Certainly there are many kinds of art. But there’s a flexibility to the forms which combine all available approaches, forms which combine the intuitive with the cerebral sides of human nature. I worry if you only work with the audio, you may limit yourself to the right hemisphere, improvisatory expression without a lot of polishing and developing. Some composers just sit at a desk and write it all down directly, as Mozart is said to have done, relying a lot on the left brain. Anyway, there are no rules here, only anecdotal suggestions and tips from other creative people. Try them out for yourself. I’ve only tried to emulate the methods used in creating the music which has most influenced me over my lifespan. That turns out to be a merging of several skills: the written and the played, the felt, the performed, the heard-in-ear and/or head. I’ve found it all comes together so that you not only see a note on the page, you hear it in your ear and you feel it under your fingers as you perform each note. Those work together as a sort of naturally interrelated trinity. I don’t know how to explain it better, I’m sorry.

FJO: So how much of a work do you conceptualize before you actually make it sound?
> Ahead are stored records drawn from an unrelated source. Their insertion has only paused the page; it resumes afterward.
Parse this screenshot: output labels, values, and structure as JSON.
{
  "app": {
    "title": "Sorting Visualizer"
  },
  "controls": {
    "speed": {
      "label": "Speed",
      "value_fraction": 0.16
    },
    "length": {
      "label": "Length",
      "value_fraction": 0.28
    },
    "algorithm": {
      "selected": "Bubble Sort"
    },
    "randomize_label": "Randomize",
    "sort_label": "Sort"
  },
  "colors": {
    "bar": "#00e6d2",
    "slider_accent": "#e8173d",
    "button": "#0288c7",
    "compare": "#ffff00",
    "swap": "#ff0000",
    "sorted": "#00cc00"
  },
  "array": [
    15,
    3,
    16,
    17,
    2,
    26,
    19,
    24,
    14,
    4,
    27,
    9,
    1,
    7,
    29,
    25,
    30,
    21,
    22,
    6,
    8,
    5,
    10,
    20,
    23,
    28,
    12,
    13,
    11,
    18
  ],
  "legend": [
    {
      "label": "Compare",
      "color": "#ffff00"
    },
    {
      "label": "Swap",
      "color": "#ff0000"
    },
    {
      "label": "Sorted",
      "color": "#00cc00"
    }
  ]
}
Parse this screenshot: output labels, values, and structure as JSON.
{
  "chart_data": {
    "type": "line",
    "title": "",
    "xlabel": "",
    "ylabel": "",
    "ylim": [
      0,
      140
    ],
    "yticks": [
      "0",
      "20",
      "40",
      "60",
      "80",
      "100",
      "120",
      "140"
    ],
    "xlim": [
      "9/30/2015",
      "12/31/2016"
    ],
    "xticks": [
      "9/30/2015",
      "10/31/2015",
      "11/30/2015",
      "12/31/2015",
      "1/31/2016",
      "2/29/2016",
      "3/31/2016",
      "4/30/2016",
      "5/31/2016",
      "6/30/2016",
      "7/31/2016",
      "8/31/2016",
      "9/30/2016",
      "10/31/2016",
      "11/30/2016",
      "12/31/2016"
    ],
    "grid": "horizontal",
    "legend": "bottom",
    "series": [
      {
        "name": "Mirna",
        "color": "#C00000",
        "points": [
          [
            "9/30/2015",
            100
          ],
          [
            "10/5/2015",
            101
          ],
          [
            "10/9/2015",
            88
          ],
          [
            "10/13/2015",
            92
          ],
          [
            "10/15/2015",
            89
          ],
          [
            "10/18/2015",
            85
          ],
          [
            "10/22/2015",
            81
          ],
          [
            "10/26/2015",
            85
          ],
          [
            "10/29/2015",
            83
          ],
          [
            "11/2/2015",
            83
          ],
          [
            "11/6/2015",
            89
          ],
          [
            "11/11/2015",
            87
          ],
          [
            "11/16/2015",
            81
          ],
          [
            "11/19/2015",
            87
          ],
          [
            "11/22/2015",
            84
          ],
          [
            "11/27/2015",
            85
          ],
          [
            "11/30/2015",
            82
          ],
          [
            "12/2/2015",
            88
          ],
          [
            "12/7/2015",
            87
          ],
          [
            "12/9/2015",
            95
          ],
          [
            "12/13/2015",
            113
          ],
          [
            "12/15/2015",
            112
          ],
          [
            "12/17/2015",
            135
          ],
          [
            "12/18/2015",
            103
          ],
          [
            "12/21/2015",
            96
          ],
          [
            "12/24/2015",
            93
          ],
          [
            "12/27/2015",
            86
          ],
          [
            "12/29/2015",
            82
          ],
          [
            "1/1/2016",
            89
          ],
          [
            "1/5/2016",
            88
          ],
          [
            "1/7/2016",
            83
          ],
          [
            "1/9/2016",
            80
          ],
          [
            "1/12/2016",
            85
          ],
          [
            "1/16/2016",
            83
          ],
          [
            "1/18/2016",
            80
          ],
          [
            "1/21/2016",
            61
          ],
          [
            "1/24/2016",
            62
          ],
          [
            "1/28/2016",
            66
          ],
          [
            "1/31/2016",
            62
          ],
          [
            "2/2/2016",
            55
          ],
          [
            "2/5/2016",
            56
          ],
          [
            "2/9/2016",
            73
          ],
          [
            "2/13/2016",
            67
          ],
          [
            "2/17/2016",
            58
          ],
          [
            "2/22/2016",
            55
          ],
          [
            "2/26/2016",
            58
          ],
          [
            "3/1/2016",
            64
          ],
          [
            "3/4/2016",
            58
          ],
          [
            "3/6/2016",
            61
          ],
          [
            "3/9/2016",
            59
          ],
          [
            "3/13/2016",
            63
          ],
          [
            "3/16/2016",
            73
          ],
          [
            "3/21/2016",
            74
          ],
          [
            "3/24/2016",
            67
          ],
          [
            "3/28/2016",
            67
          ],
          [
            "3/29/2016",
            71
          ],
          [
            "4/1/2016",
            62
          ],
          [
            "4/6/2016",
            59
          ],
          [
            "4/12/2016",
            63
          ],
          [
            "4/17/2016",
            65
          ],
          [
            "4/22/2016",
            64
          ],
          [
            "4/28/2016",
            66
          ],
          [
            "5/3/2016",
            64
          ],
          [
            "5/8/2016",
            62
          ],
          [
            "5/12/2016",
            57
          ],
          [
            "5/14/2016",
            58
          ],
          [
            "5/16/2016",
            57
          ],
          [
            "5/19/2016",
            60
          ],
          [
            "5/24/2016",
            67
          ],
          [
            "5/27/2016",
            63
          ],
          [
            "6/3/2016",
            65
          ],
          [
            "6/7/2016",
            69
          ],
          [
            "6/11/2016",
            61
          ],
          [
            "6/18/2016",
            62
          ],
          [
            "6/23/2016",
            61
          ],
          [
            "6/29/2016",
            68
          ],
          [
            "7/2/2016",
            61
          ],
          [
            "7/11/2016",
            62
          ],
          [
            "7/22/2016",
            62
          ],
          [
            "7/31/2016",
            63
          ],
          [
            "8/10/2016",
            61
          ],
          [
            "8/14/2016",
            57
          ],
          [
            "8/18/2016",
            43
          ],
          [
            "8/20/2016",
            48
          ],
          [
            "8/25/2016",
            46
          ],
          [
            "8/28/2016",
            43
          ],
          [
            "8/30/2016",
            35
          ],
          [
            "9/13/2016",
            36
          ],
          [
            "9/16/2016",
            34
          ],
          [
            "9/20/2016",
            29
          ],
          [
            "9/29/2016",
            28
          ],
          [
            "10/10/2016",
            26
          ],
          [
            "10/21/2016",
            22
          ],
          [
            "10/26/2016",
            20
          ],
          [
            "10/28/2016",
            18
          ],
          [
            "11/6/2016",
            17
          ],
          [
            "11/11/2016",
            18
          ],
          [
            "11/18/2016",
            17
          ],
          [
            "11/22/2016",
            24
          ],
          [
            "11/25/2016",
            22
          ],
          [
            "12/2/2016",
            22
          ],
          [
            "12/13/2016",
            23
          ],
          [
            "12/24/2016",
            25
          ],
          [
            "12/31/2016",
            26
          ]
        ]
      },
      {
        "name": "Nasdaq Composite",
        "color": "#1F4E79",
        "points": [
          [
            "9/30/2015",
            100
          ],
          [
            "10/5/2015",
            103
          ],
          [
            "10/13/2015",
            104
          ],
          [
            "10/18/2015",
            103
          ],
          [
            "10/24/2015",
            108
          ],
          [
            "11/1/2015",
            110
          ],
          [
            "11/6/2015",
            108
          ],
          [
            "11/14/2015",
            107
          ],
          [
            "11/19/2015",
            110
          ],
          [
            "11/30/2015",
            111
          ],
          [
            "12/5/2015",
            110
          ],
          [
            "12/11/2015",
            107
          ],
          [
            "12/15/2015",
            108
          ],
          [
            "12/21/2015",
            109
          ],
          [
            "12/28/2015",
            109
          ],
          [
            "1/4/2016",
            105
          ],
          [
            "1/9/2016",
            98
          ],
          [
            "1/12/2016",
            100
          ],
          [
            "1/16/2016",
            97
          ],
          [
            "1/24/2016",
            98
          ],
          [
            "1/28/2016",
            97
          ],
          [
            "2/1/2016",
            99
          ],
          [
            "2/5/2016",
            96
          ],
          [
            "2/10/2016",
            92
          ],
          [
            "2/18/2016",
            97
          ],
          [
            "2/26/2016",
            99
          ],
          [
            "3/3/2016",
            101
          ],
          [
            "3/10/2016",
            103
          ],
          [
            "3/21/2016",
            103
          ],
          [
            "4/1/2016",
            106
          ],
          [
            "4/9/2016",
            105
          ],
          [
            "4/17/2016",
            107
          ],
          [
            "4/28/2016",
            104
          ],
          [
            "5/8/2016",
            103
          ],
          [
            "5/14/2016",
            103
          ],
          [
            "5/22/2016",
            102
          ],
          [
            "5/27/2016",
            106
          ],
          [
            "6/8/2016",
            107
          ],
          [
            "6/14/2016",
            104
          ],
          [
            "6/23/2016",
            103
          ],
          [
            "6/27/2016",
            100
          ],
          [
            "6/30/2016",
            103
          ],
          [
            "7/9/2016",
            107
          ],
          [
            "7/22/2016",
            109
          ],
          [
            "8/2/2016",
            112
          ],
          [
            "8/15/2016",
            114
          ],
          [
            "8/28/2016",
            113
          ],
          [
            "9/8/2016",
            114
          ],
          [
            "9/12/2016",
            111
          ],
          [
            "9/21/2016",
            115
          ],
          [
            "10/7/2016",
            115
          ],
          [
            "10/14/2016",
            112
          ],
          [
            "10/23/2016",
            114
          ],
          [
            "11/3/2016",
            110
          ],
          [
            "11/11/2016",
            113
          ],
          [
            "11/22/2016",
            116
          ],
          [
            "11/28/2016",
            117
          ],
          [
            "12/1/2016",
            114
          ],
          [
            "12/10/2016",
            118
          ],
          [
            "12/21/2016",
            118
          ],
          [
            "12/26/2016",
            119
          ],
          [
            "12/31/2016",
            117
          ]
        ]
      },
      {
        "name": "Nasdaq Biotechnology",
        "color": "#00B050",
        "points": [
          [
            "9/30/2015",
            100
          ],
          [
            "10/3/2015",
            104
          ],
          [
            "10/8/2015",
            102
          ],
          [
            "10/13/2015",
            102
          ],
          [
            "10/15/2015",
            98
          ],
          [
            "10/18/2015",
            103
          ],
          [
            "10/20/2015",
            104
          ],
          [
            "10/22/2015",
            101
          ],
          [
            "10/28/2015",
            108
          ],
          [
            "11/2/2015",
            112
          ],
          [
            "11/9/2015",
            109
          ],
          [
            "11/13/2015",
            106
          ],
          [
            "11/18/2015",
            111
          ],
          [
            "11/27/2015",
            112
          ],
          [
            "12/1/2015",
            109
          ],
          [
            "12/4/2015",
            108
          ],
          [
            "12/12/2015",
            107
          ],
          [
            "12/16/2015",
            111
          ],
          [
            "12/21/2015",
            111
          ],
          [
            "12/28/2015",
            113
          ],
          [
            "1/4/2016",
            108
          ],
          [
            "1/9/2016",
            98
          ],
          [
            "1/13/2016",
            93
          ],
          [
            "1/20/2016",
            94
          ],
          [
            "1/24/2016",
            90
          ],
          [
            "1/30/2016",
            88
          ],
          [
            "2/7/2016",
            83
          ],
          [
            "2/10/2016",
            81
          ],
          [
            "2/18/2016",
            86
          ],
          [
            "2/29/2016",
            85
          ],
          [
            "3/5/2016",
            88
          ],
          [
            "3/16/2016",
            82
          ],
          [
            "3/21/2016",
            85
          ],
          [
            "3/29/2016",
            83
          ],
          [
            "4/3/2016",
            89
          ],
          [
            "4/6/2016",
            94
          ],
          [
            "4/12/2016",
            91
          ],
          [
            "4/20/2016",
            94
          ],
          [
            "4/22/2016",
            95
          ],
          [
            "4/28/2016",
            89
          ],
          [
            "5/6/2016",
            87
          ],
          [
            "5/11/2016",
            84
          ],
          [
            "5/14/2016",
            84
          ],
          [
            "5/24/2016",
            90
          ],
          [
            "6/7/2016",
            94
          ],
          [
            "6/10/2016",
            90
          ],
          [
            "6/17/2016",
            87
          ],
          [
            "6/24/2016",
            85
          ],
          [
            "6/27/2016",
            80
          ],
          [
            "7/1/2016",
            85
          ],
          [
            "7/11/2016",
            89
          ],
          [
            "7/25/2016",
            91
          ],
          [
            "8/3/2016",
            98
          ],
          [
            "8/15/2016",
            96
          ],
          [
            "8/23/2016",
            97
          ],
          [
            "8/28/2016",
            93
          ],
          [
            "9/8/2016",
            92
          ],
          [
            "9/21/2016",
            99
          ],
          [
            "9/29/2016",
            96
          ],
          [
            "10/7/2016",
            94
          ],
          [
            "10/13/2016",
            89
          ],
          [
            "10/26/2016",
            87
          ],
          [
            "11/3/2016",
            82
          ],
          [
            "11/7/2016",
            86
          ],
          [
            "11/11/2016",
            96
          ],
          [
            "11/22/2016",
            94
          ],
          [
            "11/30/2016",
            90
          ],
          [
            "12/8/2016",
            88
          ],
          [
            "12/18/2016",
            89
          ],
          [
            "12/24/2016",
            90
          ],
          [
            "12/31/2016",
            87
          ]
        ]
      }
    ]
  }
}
WC: Quite a bit, quite a bit. The best ideas, I think, come that way. And if they don’t, as with tight deadlines, like film scores where you frequently don’t have much time, you work at it fast and furious, even if you end up not liking a bit of it. But then you go to bed, and while you’re drifting to sleep, you might get a brainstorm, perhaps jot a quick note to yourself, and the next day you’ll wake up and you’ll have a much better idea. It isn’t that that brainstorm came to you just because you’re a great genius… no. All that work and the struggle, the analysis, hacking away, and the frustrations, they leave a trace behind that your brain chews on later, when you’re not so inhibited. Often something comes out which seems like magic, you know?

What does the impresario tell the composer in the classic ballet film, The Red Shoes? “Of course you can’t pull a rabbit out of a hat unless first there’s a rabbit in the hat!” The brain continues, the inner ear works away. The next day you look at the sketch, which seemed completely off the top of your head. And you can be surprised: “Gee, this is really good… but it isn’t quite right over here.” So you fuss a bit and end up with something nice, by using all of yourself, conscious, subconscious, inner ear, logic, eyes remembering note and chord patterns on the score paper, even fingers perhaps on an instrument. Why limit? There are many ways that the mind operates, and I don’t see any reason to limit ourselves arbitrarily. Notation is one more real asset, although you have to learn the language, become a bit glib with it. It doesn’t take that long to learn the basics. And then it’s something you can rely on, stack the cards in your favor creatively. I can’t speak for anyone else, but, honestly, that’s how it’s been for me.

You can certainly abuse notation. Consider a composer who has no inspiration. Sit and draw it out, make visual patterns, what used to be called “Eye Music.” Ah, there’s nothing quite like contrived, heartless music. It happened in the middle of the 20th century. New music lost its ear. Things were done because they looked good, clever or intellectually stimulating. But the sounds were so… ehhcht. Oh, that’s right, I forgot: an “ugly time” like the 20th century was best reflected by “ugly music,” ri-i-i-ight.